Appositives and phrases introduced by a comma must always be closed by a comma (or period at the end of a sentence).
Use: The meeting was held Tuesday, Sept. 19, at the Fetzer Center.
Note the commas preceding and following Sept. 19.
Use:They were married May 14, 2012, in Chicago.
Note the commas preceding and following 2012.
Be concise and consistent
When to include the year
Include the year only if it is different from the present year (the year in which the publication or correspondence is dated) and always if the year is different from the present year.
Avoid using "last" and "next"
Last has several meanings and its use in reference to time can be confusing. The phrase "during the last month" can mean either "during the previous month" or "during the final month." Previous, past, and final have more specific meanings and should be used in place of last. Similarly, the word next also can be confusing and should be avoided.
Make your meaning clear
A week can be defined as a specific seven-day period or as any seven consecutive days. A month can be defined as a specific month of the calendar or as any period of 30 consecutive days. A year can be defined as a specific calendar year or fiscal year or as any period of 365 consecutive days.
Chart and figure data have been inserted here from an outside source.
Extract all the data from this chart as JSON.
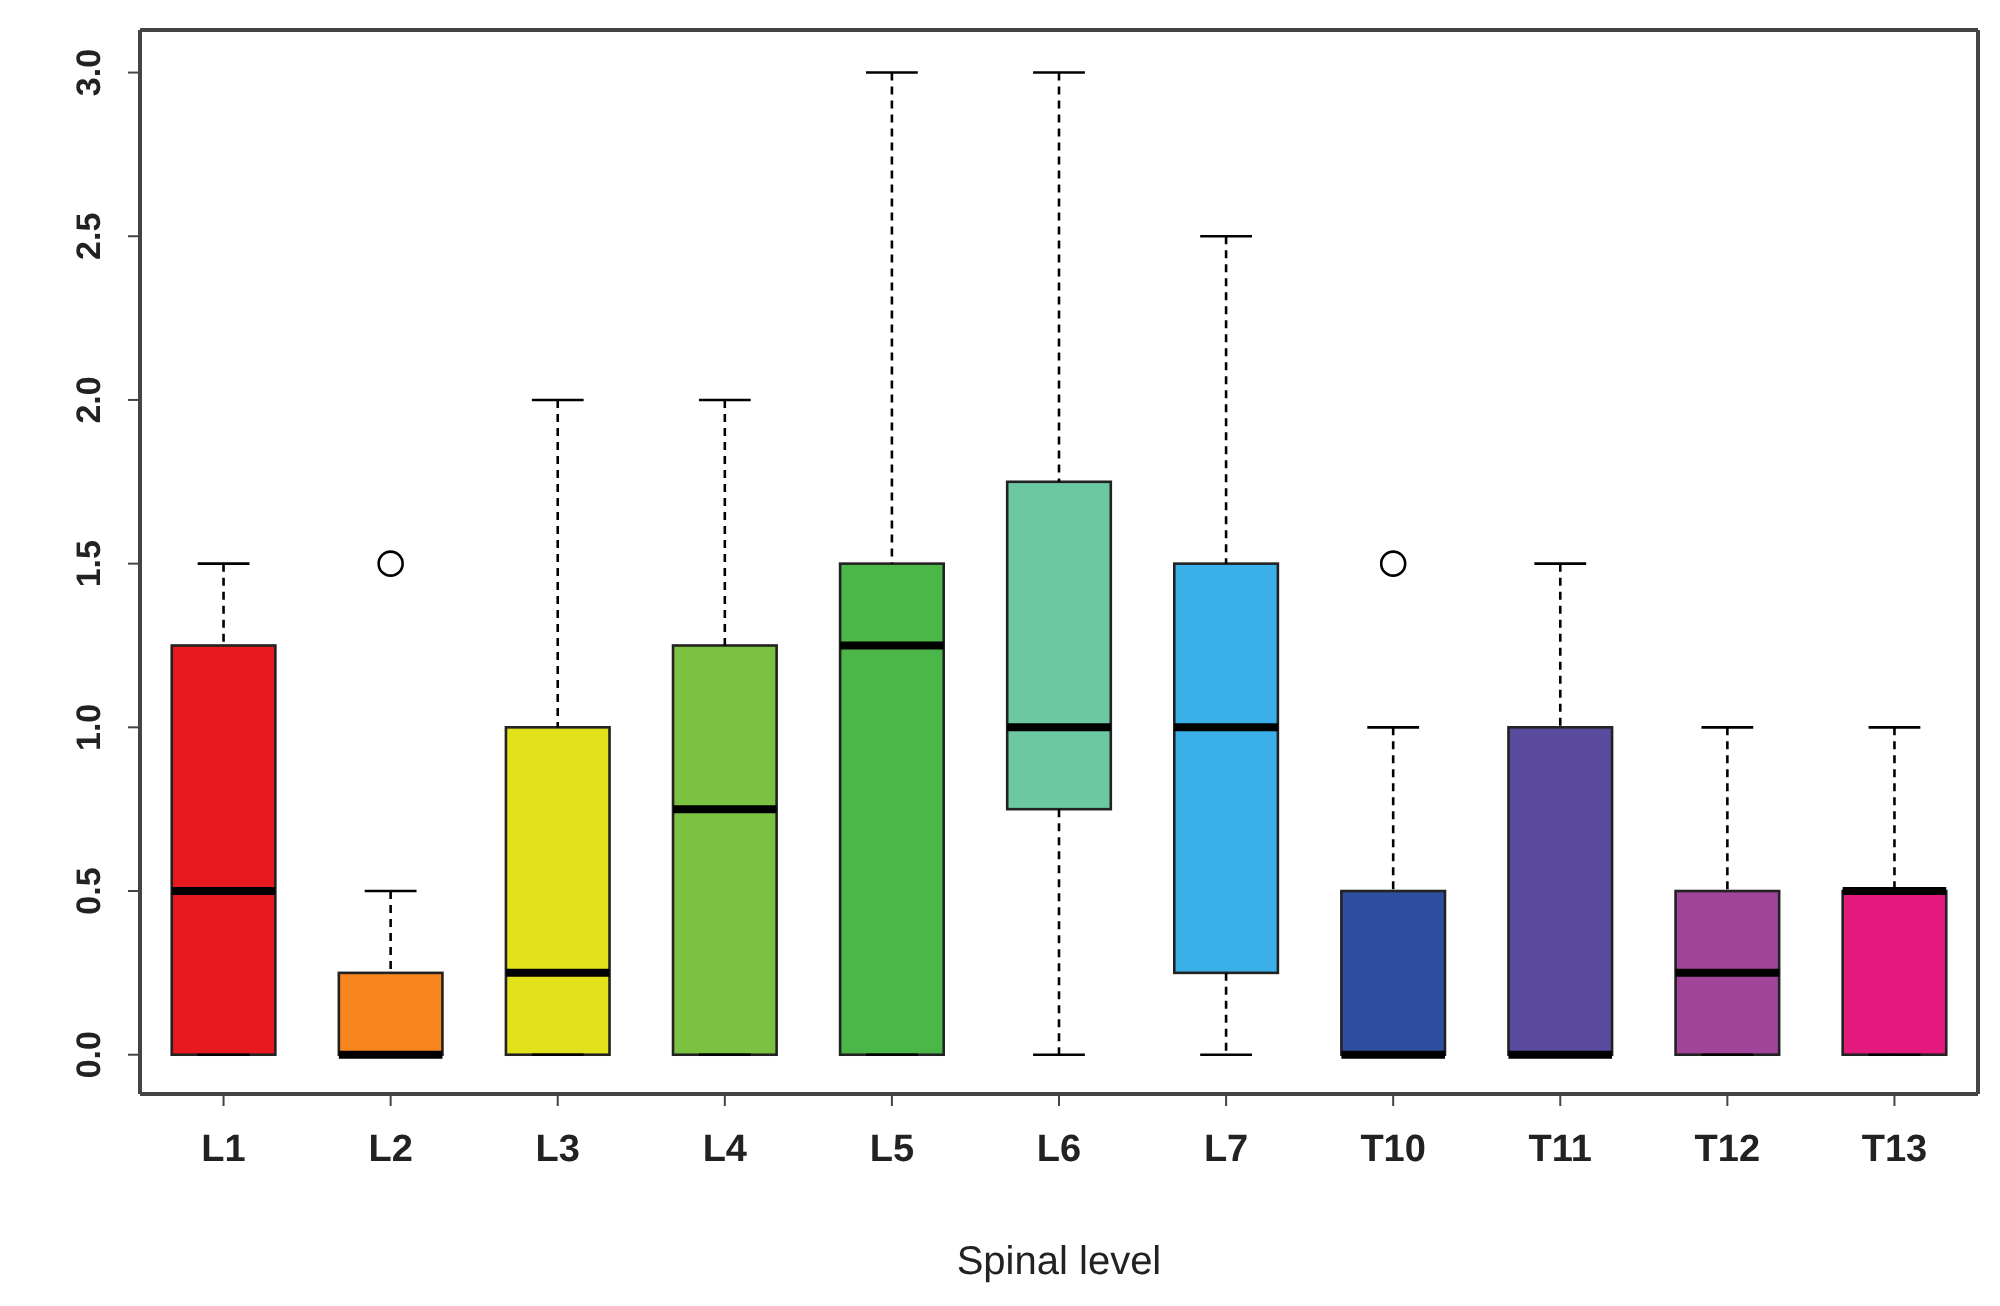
{
  "chart_data": {
    "type": "box",
    "xlabel": "Spinal level",
    "categories": [
      "L1",
      "L2",
      "L3",
      "L4",
      "L5",
      "L6",
      "L7",
      "T10",
      "T11",
      "T12",
      "T13"
    ],
    "colors": [
      "#e8191f",
      "#f7861e",
      "#e2e21c",
      "#7cc242",
      "#4cb749",
      "#6cc8a0",
      "#3bb0e8",
      "#2e4fa0",
      "#5a4a9e",
      "#a0459a",
      "#e4197e"
    ],
    "boxes": [
      {
        "low": 0,
        "q1": 0,
        "median": 0.5,
        "q3": 1.25,
        "high": 1.5
      },
      {
        "low": 0,
        "q1": 0,
        "median": 0,
        "q3": 0.25,
        "high": 0.5,
        "outliers": [
          1.5
        ]
      },
      {
        "low": 0,
        "q1": 0,
        "median": 0.25,
        "q3": 1.0,
        "high": 2.0
      },
      {
        "low": 0,
        "q1": 0,
        "median": 0.75,
        "q3": 1.25,
        "high": 2.0
      },
      {
        "low": 0,
        "q1": 0,
        "median": 1.25,
        "q3": 1.5,
        "high": 3.0
      },
      {
        "low": 0,
        "q1": 0.75,
        "median": 1.0,
        "q3": 1.75,
        "high": 3.0
      },
      {
        "low": 0,
        "q1": 0.25,
        "median": 1.0,
        "q3": 1.5,
        "high": 2.5
      },
      {
        "low": 0,
        "q1": 0,
        "median": 0,
        "q3": 0.5,
        "high": 1.0,
        "outliers": [
          1.5
        ]
      },
      {
        "low": 0,
        "q1": 0,
        "median": 0,
        "q3": 1.0,
        "high": 1.5
      },
      {
        "low": 0,
        "q1": 0,
        "median": 0.25,
        "q3": 0.5,
        "high": 1.0
      },
      {
        "low": 0,
        "q1": 0,
        "median": 0.5,
        "q3": 0.5,
        "high": 1.0
      }
    ],
    "ylim": [
      -0.12,
      3.13
    ],
    "yticks": [
      {
        "value": 0,
        "label": "0.0"
      },
      {
        "value": 0.5,
        "label": "0.5"
      },
      {
        "value": 1,
        "label": "1.0"
      },
      {
        "value": 1.5,
        "label": "1.5"
      },
      {
        "value": 2,
        "label": "2.0"
      },
      {
        "value": 2.5,
        "label": "2.5"
      },
      {
        "value": 3,
        "label": "3.0"
      }
    ]
  }
}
If you write, "During the past year, the University raised $17.5 million," do you mean during the previous calendar year, or during the previous fiscal year, or during the 365 days immediately preceding the date of your writing? If you write "During 2011," or "During the 2011-12 fiscal year," or "During the past 12 months," or "From April 2011 through March 2012," the period covered is more clearly defined.
Fiscal and academic years
For academic and fiscal years, use 2011-12, not 2011-2012. The single exception to this rule is at the end of a century, for example, 1999-2000.
For decades, use 1960s, 1990s or use '60s, '90s (no apostrophe before the s).